11. The interactive augmented reality system according to claim 1, wherein:

the matching unit uses depth information of an acquired image or context information of the acquired image when matching the virtual contents.

12. A method of implementing an interaction in augmented reality comprising:

(a) acquiring input information for an interaction between real environment and virtual contents in consideration of a planned story;

(b) determining the virtual contents according to the acquired input information; and

(c) matching the real environment and the virtual contents by using an augmented position of the virtual contents acquired in advance.

13. The method of implementing an interaction in augmented reality according to claim 12, further comprising:

(b1) authoring the virtual contents on the basis of GUI (graphical user interface) between the (b) and the (c).

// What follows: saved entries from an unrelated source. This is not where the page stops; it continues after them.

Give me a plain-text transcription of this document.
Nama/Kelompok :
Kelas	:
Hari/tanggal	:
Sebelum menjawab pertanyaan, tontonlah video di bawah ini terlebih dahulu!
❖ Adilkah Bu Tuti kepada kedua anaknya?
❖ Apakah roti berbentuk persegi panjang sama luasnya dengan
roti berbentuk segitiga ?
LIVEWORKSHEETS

14. The method of implementing an interaction in augmented reality according to claim 13, wherein:

the (b1) aligns the virtual contents to be proportion to the sizes of objects in the real environment when authoring the virtual contents

15. The method of implementing an interaction in augmented reality according to claim 14, wherein:

the aligning of the virtual contents in the (b1) includes

(b11) setting the augmented position,

(b12) loading the virtual contents to the set augmented position,

(b13) determining a scale of the loaded virtual contents, and

(b14) determining the pose of the virtual contents on which the scale setting has been performed.

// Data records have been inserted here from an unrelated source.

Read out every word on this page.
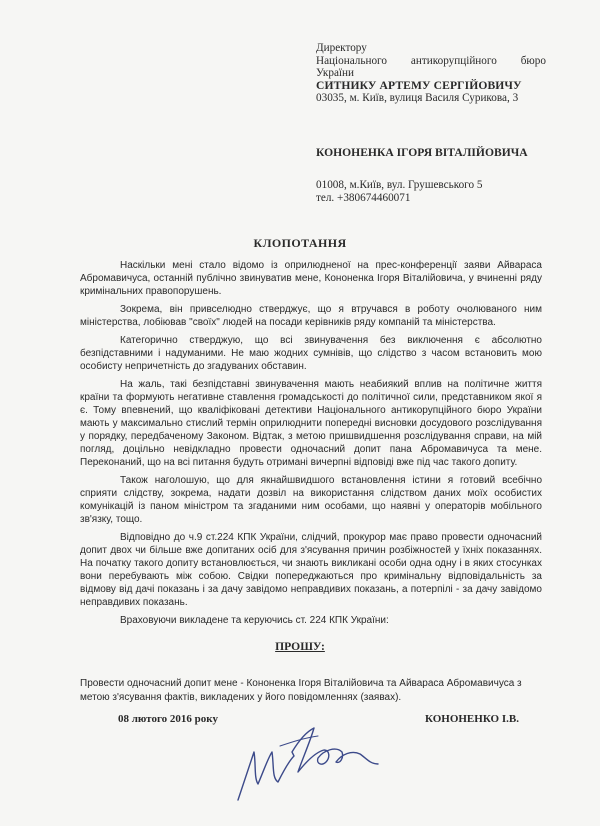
Директору
Національного антикорупційного бюро
України
СИТНИКУ АРТЕМУ СЕРГІЙОВИЧУ
03035, м. Київ, вулиця Василя Сурикова, 3
КОНОНЕНКА ІГОРЯ ВІТАЛІЙОВИЧА
01008, м.Київ, вул. Грушевського 5
тел. +380674460071
КЛОПОТАННЯ

Наскільки мені стало відомо із оприлюдненої на прес-конференції заяви Айвараса Абромавичуса, останній публічно звинуватив мене, Кононенка Ігоря Віталійовича, у вчиненні ряду кримінальних правопорушень.

Зокрема, він привселюдно стверджує, що я втручався в роботу очолюваного ним міністерства, лобіював "своїх" людей на посади керівників ряду компаній та міністерства.

Категорично стверджую, що всі звинувачення без виключення є абсолютно безпідставними і надуманими. Не маю жодних сумнівів, що слідство з часом встановить мою особисту непричетність до згадуваних обставин.

На жаль, такі безпідставні звинувачення мають неабиякий вплив на політичне життя країни та формують негативне ставлення громадськості до політичної сили, представником якої я є. Тому впевнений, що кваліфіковані детективи Національного антикорупційного бюро України мають у максимально стислий термін оприлюднити попередні висновки досудового розслідування у порядку, передбаченому Законом. Відтак, з метою пришвидшення розслідування справи, на мій погляд, доцільно невідкладно провести одночасний допит пана Абромавичуса та мене. Переконаний, що на всі питання будуть отримані вичерпні відповіді вже під час такого допиту.

Також наголошую, що для якнайшвидшого встановлення істини я готовий всебічно сприяти слідству, зокрема, надати дозвіл на використання слідством даних моїх особистих комунікацій із паном міністром та згаданими ним особами, що наявні у операторів мобільного зв'язку, тощо.

Відповідно до ч.9 ст.224 КПК України, слідчий, прокурор має право провести одночасний допит двох чи більше вже допитаних осіб для з'ясування причин розбіжностей у їхніх показаннях. На початку такого допиту встановлюється, чи знають викликані особи одна одну і в яких стосунках вони перебувають між собою. Свідки попереджаються про кримінальну відповідальність за відмову від дачі показань і за дачу завідомо неправдивих показань, а потерпілі - за дачу завідомо неправдивих показань.

Враховуючи викладене та керуючись ст. 224 КПК України:

ПРОШУ:
Провести одночасний допит мене - Кононенка Ігоря Віталійовича та Айвараса Абромавичуса з метою з'ясування фактів, викладених у його повідомленнях (заявах).
08 лютого 2016 року	КОНОНЕНКО І.В.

16. The method of implementing an interaction in augmented reality according to claim 12, further comprising:

(b1) computing the augmented position on the basis of features in an acquired image between the (b) and the (c).

17. The method of implementing an interaction in augmented reality according to claim 16, wherein:

the (b1) includes

(b11) comparing a restored image regarding the real environment and the acquired image and performing feature matching through the comparison, and

(b12) a second feature matching unit comparing the previous image of the acquired image and the acquired image and performing feature matching through the comparison, and

computes the augmented position.

18. The method of implementing an interaction in augmented reality according to claim 17, wherein:

the (b11) includes

(b11a) primarily recognizing at least one object having a scale equal to or greater than a reference value in the acquired image and secondarily recognizing at least one object a scale less than the reference value in the acquired image,

(b11b) adding the number of objects primarily recognized to the number of objects secondarily recognized and comparing the number of recognized objects with a predetermined limit value,

(b11c) making the object recognizing unit recognize objects in the acquired image one more time if the number of recognized objects is greater than the limit value, and computing poses of the recognized objects by using the restored image if the number of recognized objects is not greater than the limit value, and

(b11d) acquiring information on objects corresponding to inliers among the objects on which the pose computation has been performed according to a coordinate system generating algorithm based on RANSAC (random sample consensus).

19. The method of implementing an interaction in augmented reality according to claim 17, wherein:

the (b12) includes

(b12a) determining whether an object acquired in advance is in the acquired image,

(b12b) performing feature matching on the basis of an SIFT (scale invariant feature transform) algorithm if an object acquired in advanced is in the acquired image, and making the image acquiring device for acquiring images acquire an image again if any object acquired in advance is not in the acquired image,

(b12c) comparing the number of matched features with a reference value,

(b12d) computing a pose of the image acquiring device by using the previous image if the number of matched features is equal to or greater than the reference value, and making the image acquiring device acquire an image again if the number of matched features is less than the reference value, and

(b12e) acquiring information on objects corresponding to inliers in the acquired image by the image acquiring device on which the pose computation has been performed.